Our analyses revealed few significant correlations between functional traits and stable isotopes (four for δ13C and two for δ15N), which may be an indication of the strong within-site variation for most traits since the isotopes varied significantly across sites (Figs. 3 & 6). However, we found a significant relationship between δ13C and SD that was pronounced at the wet end of the gradient (Fig. 7). Our δ13C data suggest that stomata tended to be more closed in lower and drier environments and that epiphytes in these sites may be limited in the range of SD they possess. In contrast, epiphyte communities at the wetter end of the gradient supported species exhibiting higher stomatal density. Species with higher stomatal density are likely able to better use cloud water via foliar water uptake (Gotsch et al., 2015; Berry et al., 2018). In the wetter sites, species also exhibited traits indicating a succulent strategy; however, species with a high stomatal density were restricted to sites with abundant precipitation and cloud cover.
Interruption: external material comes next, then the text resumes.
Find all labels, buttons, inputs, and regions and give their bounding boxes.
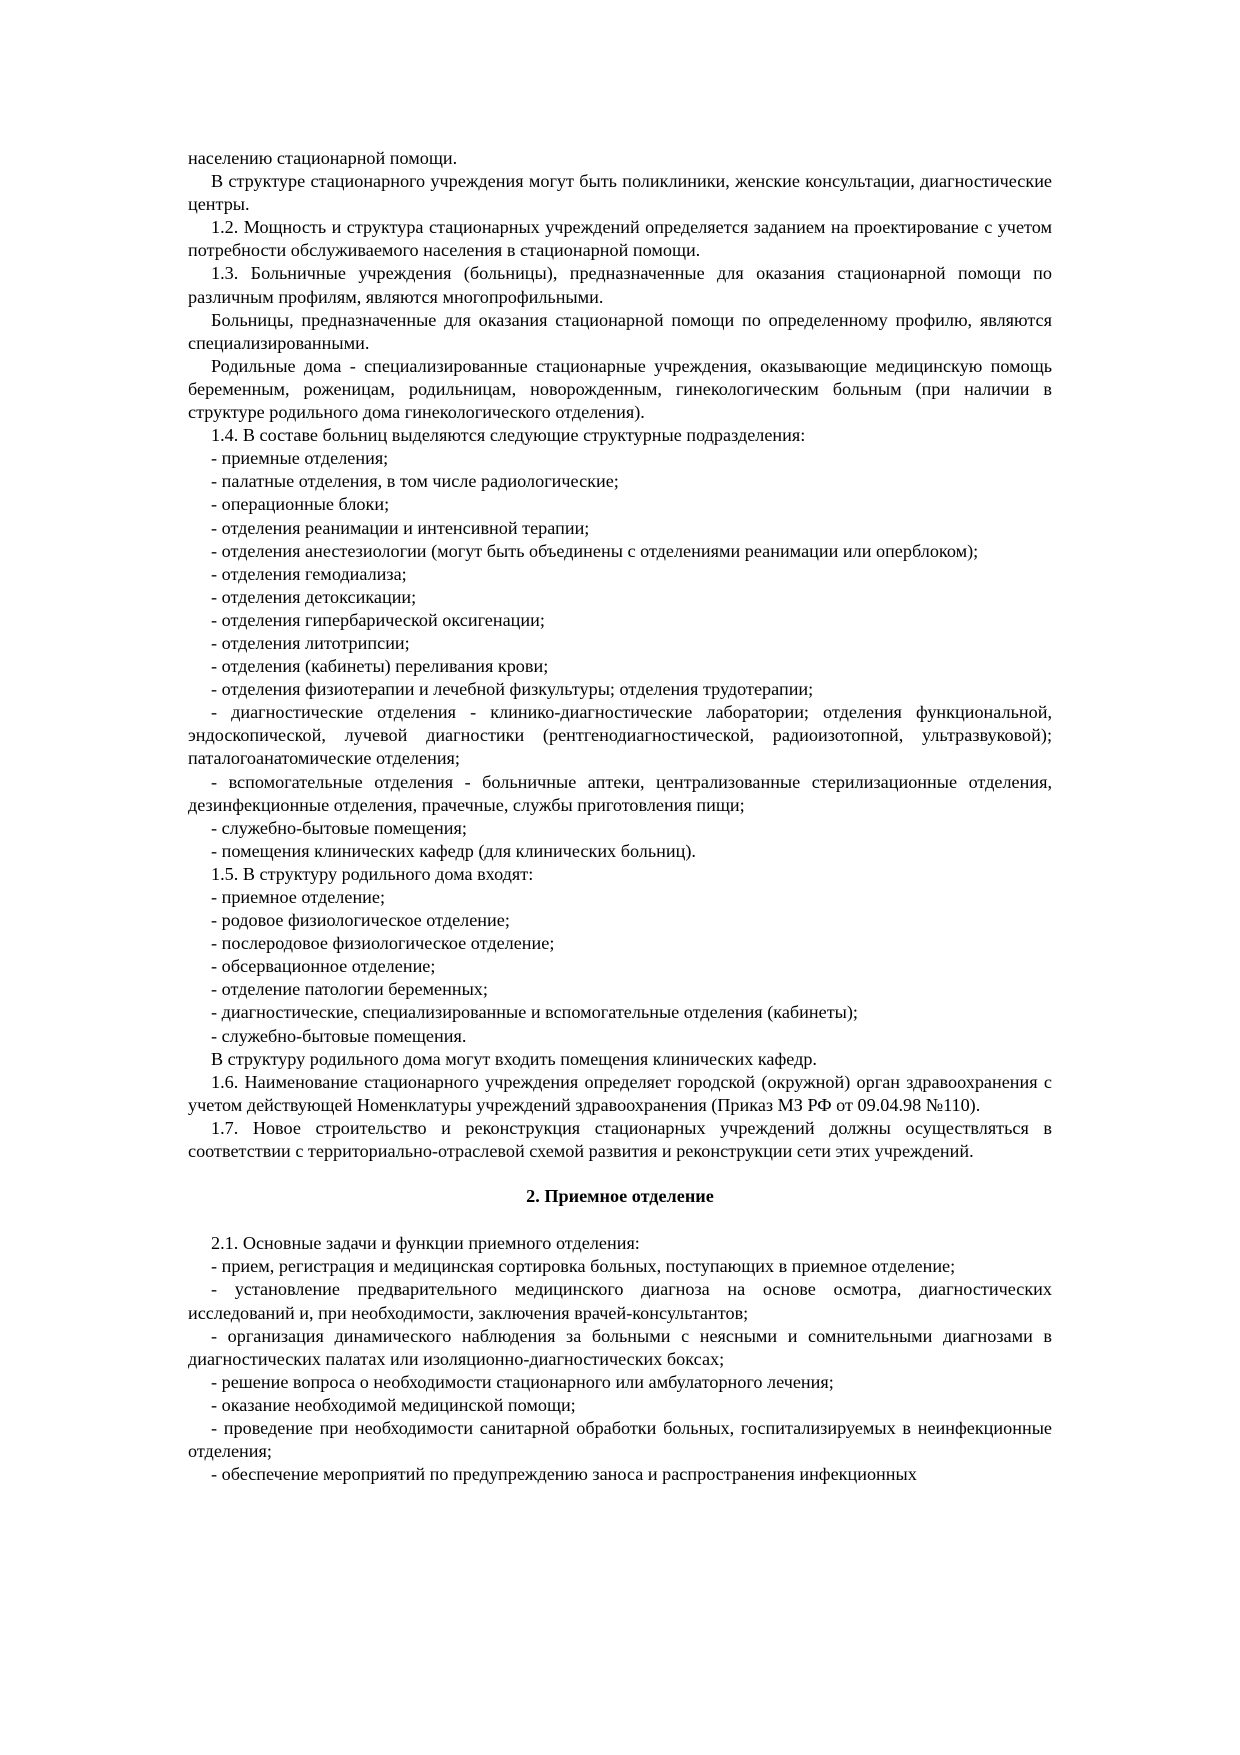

Climate change projections for this region and for other TMCFs predict increases in the cloud base height, air temperature, and the number of consecutive dry days (Pounds et al., 1999; Still et al., 1999; Lawton et al. 2001; Pounds et al. 2006; Ray et al., 2006, Helmer et al. 2019). As water limitation intensifies in this system, functional diversity will likely decrease in the lower elevation edge of the TMCF where epiphyte taxonomic and functional diversity is lowest, whereas there will likely be some continued redundancy across sites that experience a more moderate microclimate. We suggest future research on the impacts that shifts in functional diversity will have on epiphyte community processes and the resultant changes in ecosystem services in the TMCF. This is especially important given the role that epiphytes play in the storage and cycling of water and nutrients as well as the food and habitat resources the community provides.